MIFID II zet de onafhankelijke adviseur deels buitenspel

Het leek zo’n goed idee van de Europese overheid, dat hele MIFID II. Banken en vermogensbeheerders zouden voortaan moeten voldoen aan nóg strengere regels om te zorgen dat het vermogen van hun klanten niet wordt verkwanseld. Het was een flinke klus, maar het is gelukt. MIFID II is ingevoerd en banken en vermogensbeheerders doen hun stinkende best om het vermogen van hun klanten te beheren conform de nieuwe regelgeving. Dat lijkt positief, maar ís dat het ook?

 

Onlangs noemde een vermogensbeheerder de nieuwe regelgeving voor vermogensbeheer, MIFID II, een forse achteruitgang van zijn dienstverlening. Hij voegde daar een opsomming bij van de administratieve inspanningen die hij moet leveren om ‘compliant’ te zijn. Zowaar een heel lijstje. Die je inderdaad doen afvragen of een vermogensbeheerder nog wel aan zijn eigenlijke werk toekomt: het beheren van vermogens.

 

Onderbelichte keerzijde administratieve rompslomp

Wat mij betreft is de toegenomen bureaucratie volstrekt acceptabel als het er voor de consument beter op wordt. Ik vrees dat dat niet zo is. Alle verplichte administratieve rompslomp voor de vermogensbeheerder maakt het beheer duurder en zet de onafhankelijke adviseur buitenspel. Met name dit laatste is een zorgelijke ontwikkeling. Niet alleen voor die adviseur, óók voor de consument.

 

Risicomandaat verschilt per beheerder

Een vermogensbeheerder is verplicht om de risicocapaciteit, risicobereidheid en risicotolerantie van de klant kennen.
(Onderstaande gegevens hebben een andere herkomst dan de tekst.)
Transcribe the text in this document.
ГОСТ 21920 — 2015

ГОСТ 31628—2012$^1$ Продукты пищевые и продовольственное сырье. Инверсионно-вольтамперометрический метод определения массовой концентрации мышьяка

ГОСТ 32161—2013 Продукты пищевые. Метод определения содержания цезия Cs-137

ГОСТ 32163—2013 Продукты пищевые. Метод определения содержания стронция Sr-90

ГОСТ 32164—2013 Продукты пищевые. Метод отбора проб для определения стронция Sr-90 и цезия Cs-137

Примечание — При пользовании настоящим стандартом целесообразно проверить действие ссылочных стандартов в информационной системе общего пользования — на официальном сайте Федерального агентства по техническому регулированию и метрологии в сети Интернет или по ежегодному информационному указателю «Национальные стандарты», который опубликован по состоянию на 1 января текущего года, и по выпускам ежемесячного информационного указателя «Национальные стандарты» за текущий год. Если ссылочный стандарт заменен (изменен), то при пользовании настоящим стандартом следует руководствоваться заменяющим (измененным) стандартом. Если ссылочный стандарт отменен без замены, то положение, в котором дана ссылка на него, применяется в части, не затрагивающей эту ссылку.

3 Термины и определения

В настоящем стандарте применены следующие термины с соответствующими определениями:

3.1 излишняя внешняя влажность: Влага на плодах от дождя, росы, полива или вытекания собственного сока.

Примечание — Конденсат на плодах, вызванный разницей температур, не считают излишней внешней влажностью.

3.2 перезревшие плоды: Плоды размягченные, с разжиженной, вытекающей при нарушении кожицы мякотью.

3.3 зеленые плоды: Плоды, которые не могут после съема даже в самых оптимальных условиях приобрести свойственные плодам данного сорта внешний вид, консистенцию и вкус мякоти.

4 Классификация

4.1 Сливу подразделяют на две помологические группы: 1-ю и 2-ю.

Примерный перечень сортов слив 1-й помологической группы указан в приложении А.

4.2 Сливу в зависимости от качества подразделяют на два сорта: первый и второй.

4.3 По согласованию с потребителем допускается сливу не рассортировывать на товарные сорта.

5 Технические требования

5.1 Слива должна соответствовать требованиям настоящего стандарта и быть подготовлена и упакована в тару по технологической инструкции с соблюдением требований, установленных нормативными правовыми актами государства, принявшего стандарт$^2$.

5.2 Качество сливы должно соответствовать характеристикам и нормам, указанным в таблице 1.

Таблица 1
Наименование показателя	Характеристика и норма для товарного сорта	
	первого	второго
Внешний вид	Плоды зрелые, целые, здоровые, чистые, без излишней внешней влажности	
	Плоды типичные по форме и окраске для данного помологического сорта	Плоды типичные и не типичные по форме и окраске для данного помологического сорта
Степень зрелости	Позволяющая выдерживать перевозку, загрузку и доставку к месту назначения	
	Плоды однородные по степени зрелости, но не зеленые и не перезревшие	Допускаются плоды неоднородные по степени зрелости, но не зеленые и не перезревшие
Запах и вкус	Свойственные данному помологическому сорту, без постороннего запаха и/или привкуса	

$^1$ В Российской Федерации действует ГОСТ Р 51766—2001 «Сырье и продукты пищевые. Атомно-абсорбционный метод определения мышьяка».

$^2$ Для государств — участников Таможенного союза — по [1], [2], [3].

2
Maar het gekke is dat die beheerder zélf mag bepalen hoe hij die begrippen definieert én welke consequenties hij hieraan verbindt. Dat betekent dus dat nog los van het beleggingsbeleid, de uitgangspunten voor het beheer per vermogensbeheerder verschillen.

 

Dat is vreemd, toch?

 

Risicoprofiel gekoppeld aan te beleggen bedrag

De risicobandbreedte van een klant wordt dus bepaald door de vermogensbeheerder. Dat moet hij zorgvuldig doen van MIFID II. En dat kost dus tijd. Oók voor de potentiële klant. Die wordt immers geacht alle informatie te verstrekken waar de beheerder om vraagt. Allemaal vragen die tot doel hebben om het risicoprofiel te bepalen.

 

Nu is dat profiel gekoppeld aan het te beheren bedrag. Hoe hóóg het bedrag is, mag of moet zijn, daar hoeft de beheerder zich niet mee te bemoeien, zolang de risicobandbreedte maar passend is voor het vermogen dat de beheerder gaat beleggen. Toch is het vrij cruciaal voor een consument hoeveel hij beschikbaar zal of misschien wel móet stellen voor beleggen. Kan hij niet beter kan aflossen of sparen? Is de fiscaliteit van pensioenbeleggen niet interessanter?

 

Waar is de onafhankelijk financieel adviseur?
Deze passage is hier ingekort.